Flynn (left) and Childs

The World Tourism Association for Culture and Heritage (WTACH) has been formed to protect local cultures, heritage and historical sites that are in peril from overtourism.

The new association will promote ethical practices and better management relating to culture and heritage destinations that are now buckling due to unrestricted visitor growth.

Flynn (left) and Childs

WTACH will also encourage the implementation of sustainable practices at locations that are still in a “honeymoon phase” of tourism development.

The creation of WTACH comes as the UNWTO reports that international tourism arrivals hit 1.4 billion in 2018, two years ahead of its previous forecast of 2020. The global economy grew 3.7 per cent in 2018, says UNWTO, propelling international tourism arrivals growth to six per cent for the year.

To advance its agenda, WTACH has been launched with 15 specialist advisors from diverse backgrounds relating to the culture and heritage tourism sector. They will work with destinations that need help now or want to put plans in place before running into trouble.

Emerging tourism destinations need more help, according to WTACH’s founder and CEO, Chris Flynn, a former director for the Pacific region at PATA, a role he held for 15 years.

While there are overtourism abuses in economically developed, highly regulated destinations, Flynn argues that it is in lesser economically developed destinations where overtourism has disproportionately greater negative impact.

“WTACH works with destinations to provide development strategies and policy framework recommendations to avoid the kind of tourism meltdown we are seeing at Angkor Wat, Phi Phi Island and Mt Everest,” said Flynn.

Social media and mobile devices aren’t helping.

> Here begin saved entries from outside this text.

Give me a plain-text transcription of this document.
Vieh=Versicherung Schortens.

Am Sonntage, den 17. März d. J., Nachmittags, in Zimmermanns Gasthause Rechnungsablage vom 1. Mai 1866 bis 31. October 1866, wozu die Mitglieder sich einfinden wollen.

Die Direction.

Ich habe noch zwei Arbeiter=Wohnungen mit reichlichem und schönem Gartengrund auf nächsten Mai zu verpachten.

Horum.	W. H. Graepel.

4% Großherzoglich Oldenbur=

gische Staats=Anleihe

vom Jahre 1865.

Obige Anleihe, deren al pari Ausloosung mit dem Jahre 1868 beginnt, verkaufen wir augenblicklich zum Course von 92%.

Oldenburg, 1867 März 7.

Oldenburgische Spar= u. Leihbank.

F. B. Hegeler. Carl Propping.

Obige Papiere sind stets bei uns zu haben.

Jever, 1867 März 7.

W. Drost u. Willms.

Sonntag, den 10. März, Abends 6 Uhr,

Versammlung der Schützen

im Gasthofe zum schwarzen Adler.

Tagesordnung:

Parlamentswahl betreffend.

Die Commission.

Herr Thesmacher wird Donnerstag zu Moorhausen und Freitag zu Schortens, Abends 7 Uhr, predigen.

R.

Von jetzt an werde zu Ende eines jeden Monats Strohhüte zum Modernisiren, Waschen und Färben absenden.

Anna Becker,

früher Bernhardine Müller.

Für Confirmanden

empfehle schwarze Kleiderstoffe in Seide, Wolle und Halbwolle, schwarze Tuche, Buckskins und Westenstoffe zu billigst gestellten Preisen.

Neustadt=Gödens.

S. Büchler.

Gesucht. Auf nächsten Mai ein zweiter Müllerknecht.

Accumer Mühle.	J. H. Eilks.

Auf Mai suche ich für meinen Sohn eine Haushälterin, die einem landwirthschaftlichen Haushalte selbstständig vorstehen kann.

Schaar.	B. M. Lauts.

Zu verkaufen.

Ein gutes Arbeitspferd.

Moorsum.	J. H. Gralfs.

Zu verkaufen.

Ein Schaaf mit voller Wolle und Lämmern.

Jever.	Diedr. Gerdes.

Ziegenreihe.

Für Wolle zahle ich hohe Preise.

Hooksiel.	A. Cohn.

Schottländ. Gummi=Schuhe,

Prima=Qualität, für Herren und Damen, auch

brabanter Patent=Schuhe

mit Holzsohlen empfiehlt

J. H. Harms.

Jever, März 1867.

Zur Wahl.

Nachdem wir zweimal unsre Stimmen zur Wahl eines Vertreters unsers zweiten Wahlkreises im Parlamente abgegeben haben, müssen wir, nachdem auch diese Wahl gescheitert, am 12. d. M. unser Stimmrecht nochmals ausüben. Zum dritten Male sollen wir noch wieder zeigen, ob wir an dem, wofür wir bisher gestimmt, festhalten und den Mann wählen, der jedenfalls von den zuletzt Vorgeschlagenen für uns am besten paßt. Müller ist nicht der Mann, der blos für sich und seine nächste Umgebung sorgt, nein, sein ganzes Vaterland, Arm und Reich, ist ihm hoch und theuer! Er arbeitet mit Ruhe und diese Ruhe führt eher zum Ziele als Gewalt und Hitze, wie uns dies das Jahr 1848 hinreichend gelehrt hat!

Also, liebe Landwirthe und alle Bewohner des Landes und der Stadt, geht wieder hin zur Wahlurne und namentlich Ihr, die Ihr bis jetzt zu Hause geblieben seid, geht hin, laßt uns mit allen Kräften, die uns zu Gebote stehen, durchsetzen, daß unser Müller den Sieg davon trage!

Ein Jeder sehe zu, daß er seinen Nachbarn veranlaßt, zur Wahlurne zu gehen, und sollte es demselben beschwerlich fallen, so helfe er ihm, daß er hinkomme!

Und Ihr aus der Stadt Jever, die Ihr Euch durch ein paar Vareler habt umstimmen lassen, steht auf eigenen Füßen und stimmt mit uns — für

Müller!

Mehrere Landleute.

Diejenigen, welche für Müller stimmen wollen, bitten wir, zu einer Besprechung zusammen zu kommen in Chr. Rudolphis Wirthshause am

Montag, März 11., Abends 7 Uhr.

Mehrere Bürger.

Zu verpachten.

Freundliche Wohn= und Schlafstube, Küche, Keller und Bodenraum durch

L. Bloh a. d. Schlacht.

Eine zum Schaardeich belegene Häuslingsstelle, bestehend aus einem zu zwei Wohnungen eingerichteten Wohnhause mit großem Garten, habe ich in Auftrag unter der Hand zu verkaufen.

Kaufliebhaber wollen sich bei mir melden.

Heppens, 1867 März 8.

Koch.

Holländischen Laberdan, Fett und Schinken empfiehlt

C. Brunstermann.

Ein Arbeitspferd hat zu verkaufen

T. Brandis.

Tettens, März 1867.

Carolyn Childs, CEO of MyTravelResearch.com, and a member of the WTACH advisory specialising in analysing data and trends, said: “A unique image can ‘create’ a destination in moments – often leaving it unprepared or wrong-footed.

“This is particularly true if the image runs counter to cultural values. It risks tourism losing its ‘social licence’ with host communities. Ironically, these ‘instadestinations’ risk destroying the very thing travellers are seeking,” she warned.

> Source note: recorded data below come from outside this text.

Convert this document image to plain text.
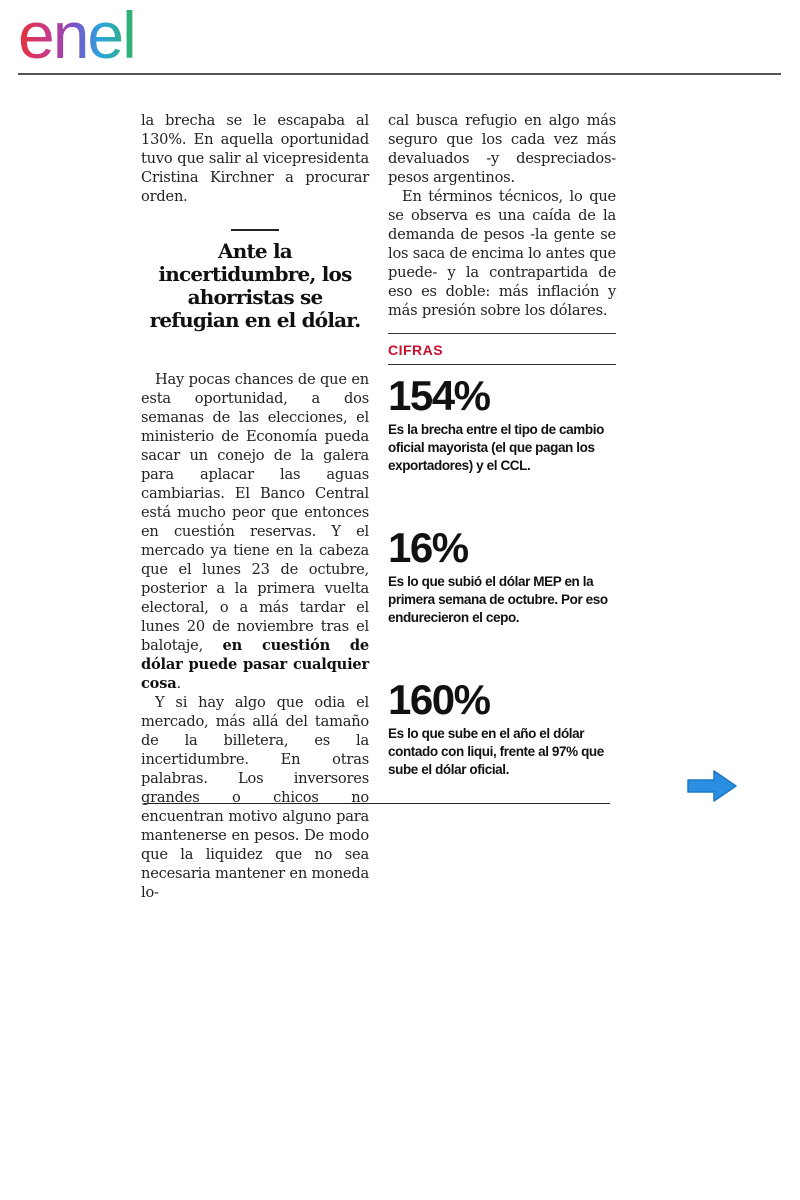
enel

la brecha se le escapaba al 130%. En aquella oportunidad tuvo que salir al vicepresidenta Cristina Kirchner a procurar orden.

Ante la incertidumbre, los ahorristas se refugian en el dólar.

Hay pocas chances de que en esta oportunidad, a dos semanas de las elecciones, el ministerio de Economía pueda sacar un conejo de la galera para aplacar las aguas cambiarias. El Banco Central está mucho peor que entonces en cuestión reservas. Y el mercado ya tiene en la cabeza que el lunes 23 de octubre, posterior a la primera vuelta electoral, o a más tardar el lunes 20 de noviembre tras el balotaje, en cuestión de dólar puede pasar cualquier cosa.

Y si hay algo que odia el mercado, más allá del tamaño de la billetera, es la incertidumbre. En otras palabras. Los inversores grandes o chicos no encuentran motivo alguno para mantenerse en pesos. De modo que la liquidez que no sea necesaria mantener en moneda lo-

cal busca refugio en algo más seguro que los cada vez más devaluados -y despreciados- pesos argentinos.

En términos técnicos, lo que se observa es una caída de la demanda de pesos -la gente se los saca de encima lo antes que puede- y la contrapartida de eso es doble: más inflación y más presión sobre los dólares.

CIFRAS
154%
Es la brecha entre el tipo de cambio oficial mayorista (el que pagan los exportadores) y el CCL.
16%
Es lo que subió el dólar MEP en la primera semana de octubre. Por eso endurecieron el cepo.
160%
Es lo que sube en el año el dólar contado con liqui, frente al 97% que sube el dólar oficial.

The desire for ‘authenticity’ in travel is also problematic, WTACH said. Childs cited an Airbnb survey which found that over 80 per cent of millennial travellers seek a “unique” experience and want to “live like locals” while on holiday.

“The pressure on destinations and tour operators to find and monetise ‘unique’ and ‘authentic’ experiences will only increase as both millennial and mature travellers work through their ‘been there done that’ bucket lists,” she says.

On the supply side, WTACH believes that destinations should no longer make arrival numbers their holy grail.

The new association is deeply concerned that Turkey, for example, has decided to expand tourism arrivals from 40 million in 2018 to 70 million by 2023 – less than four years away.

“What interpretive and cultural safeguards have been put in place?” Flynn asked. “Have local communities been consulted? Is there an actual plan that involves a holistic government approach and key stakeholder and community engagement?”

“At WTACH we know there’s a better way. We are now seeking like-minded organisations and individuals to help us advance responsible tourism in culturally sensitive host communities.”